Cultural Differences in Learning and Instruction

by Ruth Clark

Here are two introductions to a botany game.  Which introduction do you think would be more effective for learning:

A.     This program is about what types of plants survive on different planets.  For each planet, a plant will be designed…..

B.     You are about to start a journey where you will be visiting different planets.  For each planet, you will need to design a plant….

The first introduction uses a formal style of writing while the second version uses a more conversational style mostly by adding first and second person pronouns to the script.  According to Mayer’s personalization principle, a more conversational style will lead to better learning.  Experiments comparing learning from formal and conversational styles are the basis for this principle.  As you can see in Figure 1, learning was better in the personalized version.  Similar results were found when comparing a lesson on lightning narrated in a conversational style with the same lesson using a more formal style.  These versions were tested with American college students.  Do you think the personalization principle would apply equally in different cultures?

The answer is Maybe Not! One recent experiment compared learning from an informal to a formal version of the lightning lesson among Czech college students.  Brom et al (2017) found that the Czech students preferred the more formal version and that learning was not improved by the conversational version.  The research team suggests that Czech students are more accustomed to a formal style in educational settings and violating this norm was a distraction for them. 

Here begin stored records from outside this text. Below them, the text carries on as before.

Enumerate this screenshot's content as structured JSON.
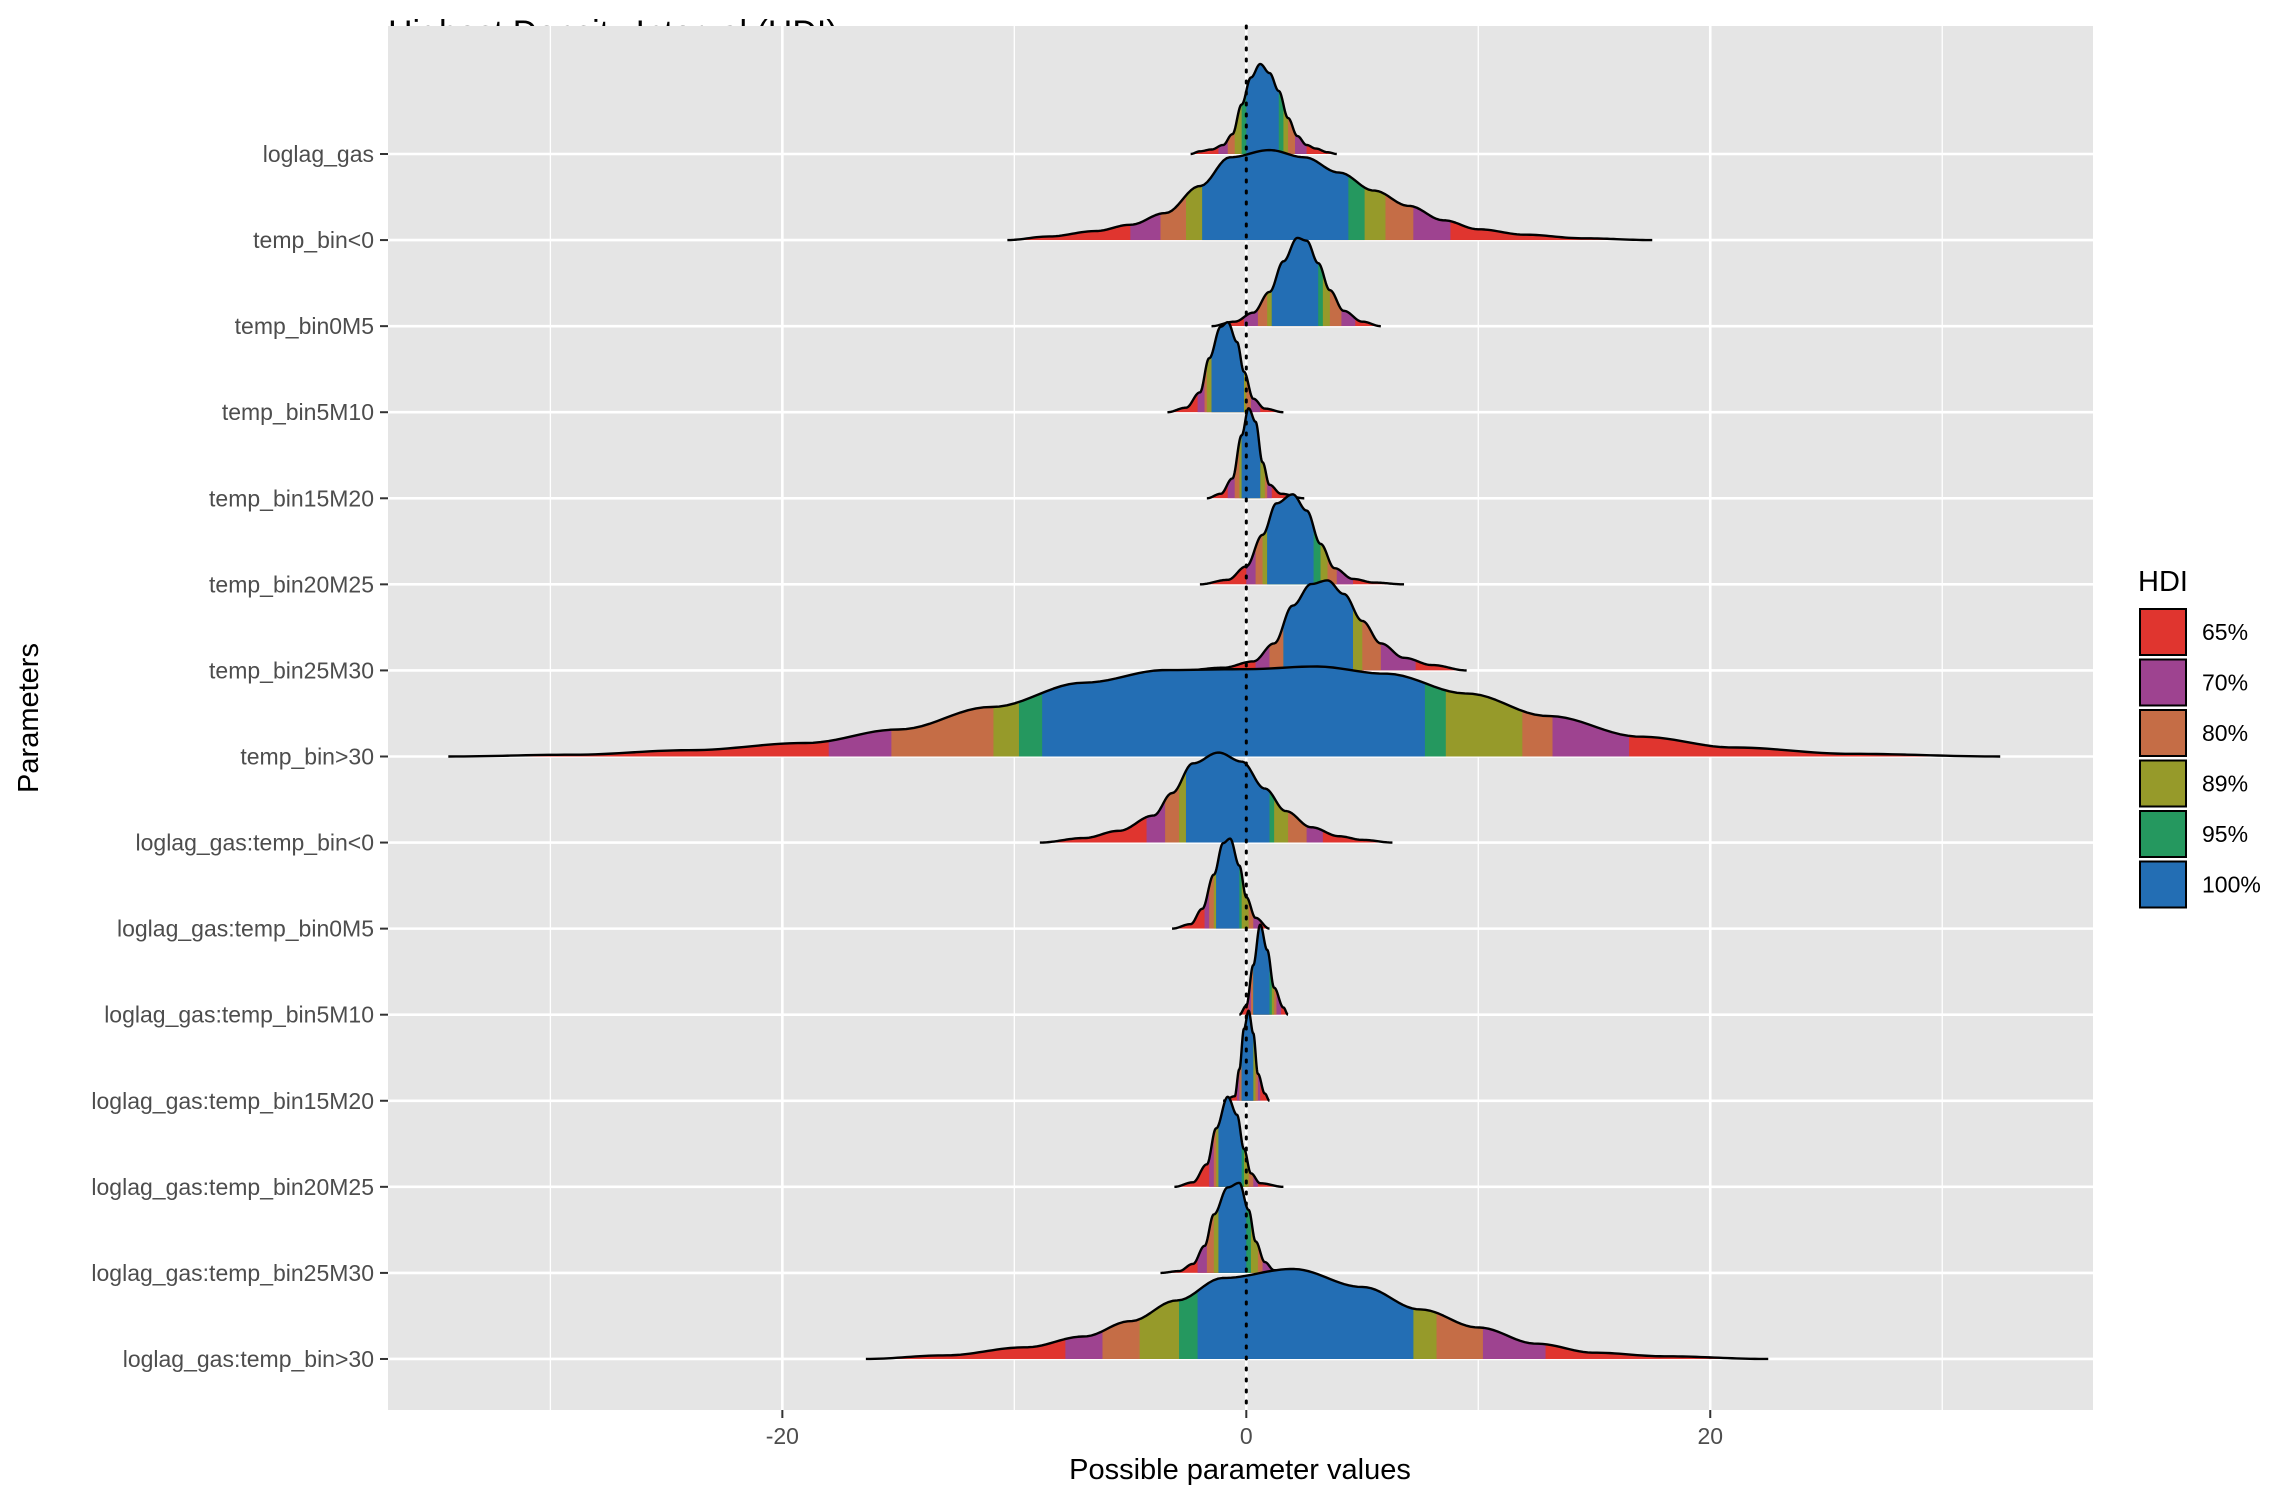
{
  "chart_data": {
    "type": "ridgeline-density",
    "title": "Highest Density Interval (HDI)",
    "xlabel": "Possible parameter values",
    "ylabel": "Parameters",
    "xlim": [
      -37,
      36.5
    ],
    "x_ticks": [
      -20,
      0,
      20
    ],
    "x_tick_labels": [
      "-20",
      "0",
      "20"
    ],
    "reference_line_x": 0,
    "grid": true,
    "legend": {
      "title": "HDI",
      "position": "right",
      "entries": [
        {
          "label": "65%",
          "color": "#E0352F"
        },
        {
          "label": "70%",
          "color": "#9E4390"
        },
        {
          "label": "80%",
          "color": "#C56D46"
        },
        {
          "label": "89%",
          "color": "#969A2A"
        },
        {
          "label": "95%",
          "color": "#25985F"
        },
        {
          "label": "100%",
          "color": "#236EB4"
        }
      ]
    },
    "series": [
      {
        "name": "loglag_gas",
        "peak_height": 1.0,
        "curve": [
          [
            -2.4,
            0.0
          ],
          [
            -2.0,
            0.03
          ],
          [
            -1.5,
            0.05
          ],
          [
            -1.0,
            0.1
          ],
          [
            -0.6,
            0.22
          ],
          [
            -0.2,
            0.55
          ],
          [
            0.2,
            0.85
          ],
          [
            0.6,
            1.0
          ],
          [
            1.0,
            0.9
          ],
          [
            1.4,
            0.7
          ],
          [
            1.8,
            0.4
          ],
          [
            2.2,
            0.2
          ],
          [
            2.6,
            0.1
          ],
          [
            3.0,
            0.06
          ],
          [
            3.5,
            0.02
          ],
          [
            3.9,
            0.0
          ]
        ],
        "intervals": [
          [
            -2.4,
            3.9
          ],
          [
            -1.2,
            2.6
          ],
          [
            -0.8,
            2.1
          ],
          [
            -0.5,
            1.8
          ],
          [
            -0.2,
            1.6
          ],
          [
            0.0,
            1.4
          ]
        ]
      },
      {
        "name": "temp_bin<0",
        "peak_height": 1.0,
        "curve": [
          [
            -10.3,
            0.0
          ],
          [
            -8.5,
            0.04
          ],
          [
            -6.5,
            0.1
          ],
          [
            -5.0,
            0.17
          ],
          [
            -3.5,
            0.3
          ],
          [
            -2.0,
            0.6
          ],
          [
            -0.7,
            0.92
          ],
          [
            1.0,
            1.0
          ],
          [
            2.5,
            0.92
          ],
          [
            4.0,
            0.75
          ],
          [
            5.5,
            0.55
          ],
          [
            7.0,
            0.38
          ],
          [
            8.5,
            0.22
          ],
          [
            10.0,
            0.12
          ],
          [
            12.0,
            0.06
          ],
          [
            14.5,
            0.02
          ],
          [
            17.5,
            0.0
          ]
        ],
        "intervals": [
          [
            -10.3,
            17.5
          ],
          [
            -5.0,
            8.8
          ],
          [
            -3.7,
            7.2
          ],
          [
            -2.6,
            6.0
          ],
          [
            -1.9,
            5.1
          ],
          [
            -1.9,
            4.4
          ]
        ]
      },
      {
        "name": "temp_bin0M5",
        "peak_height": 1.0,
        "curve": [
          [
            -1.5,
            0.0
          ],
          [
            -0.5,
            0.05
          ],
          [
            0.3,
            0.15
          ],
          [
            1.0,
            0.38
          ],
          [
            1.6,
            0.72
          ],
          [
            2.2,
            0.98
          ],
          [
            2.6,
            0.95
          ],
          [
            3.1,
            0.7
          ],
          [
            3.6,
            0.4
          ],
          [
            4.2,
            0.17
          ],
          [
            5.0,
            0.05
          ],
          [
            5.8,
            0.0
          ]
        ],
        "intervals": [
          [
            -1.5,
            5.8
          ],
          [
            -0.1,
            4.7
          ],
          [
            0.5,
            4.1
          ],
          [
            0.9,
            3.6
          ],
          [
            1.1,
            3.3
          ],
          [
            1.1,
            3.1
          ]
        ]
      },
      {
        "name": "temp_bin5M10",
        "peak_height": 1.0,
        "curve": [
          [
            -3.4,
            0.0
          ],
          [
            -2.6,
            0.05
          ],
          [
            -2.0,
            0.22
          ],
          [
            -1.6,
            0.6
          ],
          [
            -1.1,
            0.95
          ],
          [
            -0.8,
            1.0
          ],
          [
            -0.4,
            0.78
          ],
          [
            -0.1,
            0.45
          ],
          [
            0.3,
            0.15
          ],
          [
            0.8,
            0.04
          ],
          [
            1.6,
            0.0
          ]
        ],
        "intervals": [
          [
            -3.4,
            1.6
          ],
          [
            -2.1,
            0.6
          ],
          [
            -1.8,
            0.2
          ],
          [
            -1.7,
            0.0
          ],
          [
            -1.5,
            -0.1
          ],
          [
            -1.5,
            -0.1
          ]
        ]
      },
      {
        "name": "temp_bin15M20",
        "peak_height": 1.0,
        "curve": [
          [
            -1.7,
            0.0
          ],
          [
            -1.1,
            0.05
          ],
          [
            -0.6,
            0.22
          ],
          [
            -0.2,
            0.7
          ],
          [
            0.1,
            1.0
          ],
          [
            0.4,
            0.85
          ],
          [
            0.7,
            0.4
          ],
          [
            1.0,
            0.15
          ],
          [
            1.5,
            0.05
          ],
          [
            2.5,
            0.0
          ]
        ],
        "intervals": [
          [
            -1.7,
            2.5
          ],
          [
            -0.8,
            1.1
          ],
          [
            -0.5,
            0.9
          ],
          [
            -0.3,
            0.8
          ],
          [
            -0.2,
            0.6
          ],
          [
            -0.2,
            0.6
          ]
        ]
      },
      {
        "name": "temp_bin20M25",
        "peak_height": 1.0,
        "curve": [
          [
            -2.0,
            0.0
          ],
          [
            -0.8,
            0.05
          ],
          [
            0.0,
            0.2
          ],
          [
            0.7,
            0.55
          ],
          [
            1.3,
            0.9
          ],
          [
            2.0,
            1.0
          ],
          [
            2.6,
            0.82
          ],
          [
            3.2,
            0.45
          ],
          [
            3.8,
            0.18
          ],
          [
            4.6,
            0.06
          ],
          [
            5.5,
            0.02
          ],
          [
            6.8,
            0.0
          ]
        ],
        "intervals": [
          [
            -2.0,
            6.8
          ],
          [
            0.0,
            4.6
          ],
          [
            0.4,
            3.9
          ],
          [
            0.7,
            3.5
          ],
          [
            0.9,
            3.2
          ],
          [
            0.9,
            2.9
          ]
        ]
      },
      {
        "name": "temp_bin25M30",
        "peak_height": 1.0,
        "curve": [
          [
            -2.7,
            0.0
          ],
          [
            -1.0,
            0.03
          ],
          [
            0.3,
            0.1
          ],
          [
            1.2,
            0.3
          ],
          [
            2.0,
            0.72
          ],
          [
            2.8,
            0.96
          ],
          [
            3.5,
            1.0
          ],
          [
            4.2,
            0.85
          ],
          [
            5.0,
            0.55
          ],
          [
            5.8,
            0.3
          ],
          [
            6.8,
            0.14
          ],
          [
            8.0,
            0.06
          ],
          [
            9.5,
            0.0
          ]
        ],
        "intervals": [
          [
            -2.7,
            9.5
          ],
          [
            0.4,
            7.3
          ],
          [
            1.0,
            5.8
          ],
          [
            1.6,
            5.0
          ],
          [
            1.6,
            4.6
          ],
          [
            1.6,
            4.6
          ]
        ]
      },
      {
        "name": "temp_bin>30",
        "peak_height": 1.0,
        "curve": [
          [
            -34.4,
            0.0
          ],
          [
            -29.0,
            0.02
          ],
          [
            -24.0,
            0.07
          ],
          [
            -19.0,
            0.15
          ],
          [
            -15.0,
            0.3
          ],
          [
            -11.0,
            0.55
          ],
          [
            -7.0,
            0.82
          ],
          [
            -3.5,
            0.96
          ],
          [
            0.0,
            0.97
          ],
          [
            3.0,
            1.0
          ],
          [
            6.0,
            0.92
          ],
          [
            9.5,
            0.7
          ],
          [
            13.0,
            0.45
          ],
          [
            17.0,
            0.22
          ],
          [
            21.0,
            0.1
          ],
          [
            26.0,
            0.03
          ],
          [
            32.5,
            0.0
          ]
        ],
        "intervals": [
          [
            -34.4,
            32.5
          ],
          [
            -18.0,
            16.5
          ],
          [
            -15.3,
            13.2
          ],
          [
            -10.9,
            11.9
          ],
          [
            -9.8,
            8.6
          ],
          [
            -8.8,
            7.7
          ]
        ]
      },
      {
        "name": "loglag_gas:temp_bin<0",
        "peak_height": 1.0,
        "curve": [
          [
            -8.9,
            0.0
          ],
          [
            -7.0,
            0.05
          ],
          [
            -5.5,
            0.13
          ],
          [
            -4.0,
            0.3
          ],
          [
            -3.2,
            0.55
          ],
          [
            -2.3,
            0.88
          ],
          [
            -1.2,
            1.0
          ],
          [
            -0.2,
            0.9
          ],
          [
            0.8,
            0.6
          ],
          [
            1.7,
            0.35
          ],
          [
            2.8,
            0.17
          ],
          [
            4.0,
            0.07
          ],
          [
            5.0,
            0.03
          ],
          [
            6.3,
            0.0
          ]
        ],
        "intervals": [
          [
            -8.9,
            6.3
          ],
          [
            -4.3,
            3.3
          ],
          [
            -3.5,
            2.6
          ],
          [
            -2.9,
            1.8
          ],
          [
            -2.6,
            1.2
          ],
          [
            -2.6,
            1.0
          ]
        ]
      },
      {
        "name": "loglag_gas:temp_bin0M5",
        "peak_height": 1.0,
        "curve": [
          [
            -3.2,
            0.0
          ],
          [
            -2.4,
            0.05
          ],
          [
            -1.9,
            0.22
          ],
          [
            -1.4,
            0.6
          ],
          [
            -1.0,
            0.95
          ],
          [
            -0.7,
            1.0
          ],
          [
            -0.3,
            0.7
          ],
          [
            0.0,
            0.35
          ],
          [
            0.4,
            0.12
          ],
          [
            1.0,
            0.0
          ]
        ],
        "intervals": [
          [
            -3.2,
            1.0
          ],
          [
            -1.8,
            0.6
          ],
          [
            -1.6,
            0.3
          ],
          [
            -1.4,
            0.1
          ],
          [
            -1.3,
            -0.2
          ],
          [
            -1.3,
            -0.3
          ]
        ]
      },
      {
        "name": "loglag_gas:temp_bin5M10",
        "peak_height": 1.0,
        "curve": [
          [
            -0.3,
            0.0
          ],
          [
            0.0,
            0.1
          ],
          [
            0.3,
            0.55
          ],
          [
            0.6,
            1.0
          ],
          [
            0.9,
            0.72
          ],
          [
            1.2,
            0.3
          ],
          [
            1.6,
            0.08
          ],
          [
            1.8,
            0.0
          ]
        ],
        "intervals": [
          [
            -0.3,
            1.8
          ],
          [
            0.1,
            1.5
          ],
          [
            0.2,
            1.3
          ],
          [
            0.3,
            1.2
          ],
          [
            0.3,
            1.1
          ],
          [
            0.3,
            1.0
          ]
        ]
      },
      {
        "name": "loglag_gas:temp_bin15M20",
        "peak_height": 1.0,
        "curve": [
          [
            -1.0,
            0.0
          ],
          [
            -0.5,
            0.05
          ],
          [
            -0.3,
            0.35
          ],
          [
            -0.1,
            0.8
          ],
          [
            0.1,
            1.0
          ],
          [
            0.3,
            0.75
          ],
          [
            0.5,
            0.3
          ],
          [
            0.8,
            0.08
          ],
          [
            1.0,
            0.0
          ]
        ],
        "intervals": [
          [
            -1.0,
            1.0
          ],
          [
            -0.4,
            0.6
          ],
          [
            -0.3,
            0.5
          ],
          [
            -0.2,
            0.4
          ],
          [
            -0.2,
            0.3
          ],
          [
            -0.2,
            0.3
          ]
        ]
      },
      {
        "name": "loglag_gas:temp_bin20M25",
        "peak_height": 1.0,
        "curve": [
          [
            -3.1,
            0.0
          ],
          [
            -2.3,
            0.05
          ],
          [
            -1.7,
            0.25
          ],
          [
            -1.3,
            0.65
          ],
          [
            -0.8,
            1.0
          ],
          [
            -0.4,
            0.8
          ],
          [
            -0.1,
            0.42
          ],
          [
            0.2,
            0.15
          ],
          [
            0.6,
            0.04
          ],
          [
            1.6,
            0.0
          ]
        ],
        "intervals": [
          [
            -3.1,
            1.6
          ],
          [
            -1.6,
            0.5
          ],
          [
            -1.4,
            0.3
          ],
          [
            -1.3,
            0.1
          ],
          [
            -1.2,
            -0.1
          ],
          [
            -1.2,
            -0.2
          ]
        ]
      },
      {
        "name": "loglag_gas:temp_bin25M30",
        "peak_height": 1.0,
        "curve": [
          [
            -3.7,
            0.0
          ],
          [
            -2.9,
            0.02
          ],
          [
            -2.3,
            0.1
          ],
          [
            -1.8,
            0.3
          ],
          [
            -1.4,
            0.65
          ],
          [
            -0.8,
            0.95
          ],
          [
            -0.3,
            1.0
          ],
          [
            0.1,
            0.7
          ],
          [
            0.4,
            0.35
          ],
          [
            0.8,
            0.12
          ],
          [
            1.2,
            0.03
          ],
          [
            2.0,
            0.0
          ]
        ],
        "intervals": [
          [
            -3.7,
            2.0
          ],
          [
            -2.1,
            1.1
          ],
          [
            -1.7,
            0.7
          ],
          [
            -1.4,
            0.5
          ],
          [
            -1.2,
            0.2
          ],
          [
            -1.2,
            0.0
          ]
        ]
      },
      {
        "name": "loglag_gas:temp_bin>30",
        "peak_height": 1.0,
        "curve": [
          [
            -16.4,
            0.0
          ],
          [
            -13.0,
            0.04
          ],
          [
            -9.5,
            0.13
          ],
          [
            -7.0,
            0.25
          ],
          [
            -5.0,
            0.42
          ],
          [
            -3.0,
            0.65
          ],
          [
            -1.0,
            0.9
          ],
          [
            2.0,
            1.0
          ],
          [
            5.0,
            0.8
          ],
          [
            7.5,
            0.55
          ],
          [
            10.0,
            0.35
          ],
          [
            12.5,
            0.17
          ],
          [
            15.0,
            0.07
          ],
          [
            18.0,
            0.03
          ],
          [
            22.5,
            0.0
          ]
        ],
        "intervals": [
          [
            -16.4,
            22.5
          ],
          [
            -7.8,
            12.9
          ],
          [
            -6.2,
            10.2
          ],
          [
            -4.6,
            8.2
          ],
          [
            -2.9,
            7.2
          ],
          [
            -2.1,
            7.2
          ]
        ]
      }
    ]
  }
}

This research report sounds a cautionary note about extrapolating evidence-based methods found in one context to different contexts. Most research supporting the multimedia principles has been conducted in laboratory studies in the US or Europe using college age populations.  We will need additional evidence showing how these principles may need to be modified for different populations and naturalistic settings.  For example, we might anticipate a different motivational context among learners in a real class setting compared to a laboratory setting.  A real class setting may have relevance to their work and/or may have consequences such as scores and grades leading to higher intrinsic or extrinsic motivation compared to participants in a laboratory setting.  

I recall a class I conducted years ago in a Northern European country.  As in my American classes, I interspersed my explanations with group collaborative exercises.  This did not go over well with this audience.  They wanted mostly lecture since I was the expert.  In this setting cultural expectations were clearly different from US preferences. 

What has been your experience regarding contextualizing your instruction for different cultures? Do cultural differences imply fundamentally different learning processes or different expectations that in turn shape those learning processes?


FOR MORE INFORMATION

Brom, C., Hannemann, T., Starkova, T. Bromova, E & Dechterenko, F. (2017). The role of cultural background in the personalization principle: Five experiments with Czech learners. Computers & Education, 112, 37-68.

Fiorella, L & Mayer, R.E. (2022) Principles based on social cues in multimedia learning Personalization, voice, image and embodiment principles. In R. E. Mayer & L. Fiorella (eds.), Cambridge Handbook of Multimedia Learning (3rd ed; pp. 277-285).  New York: Cambridge University Press.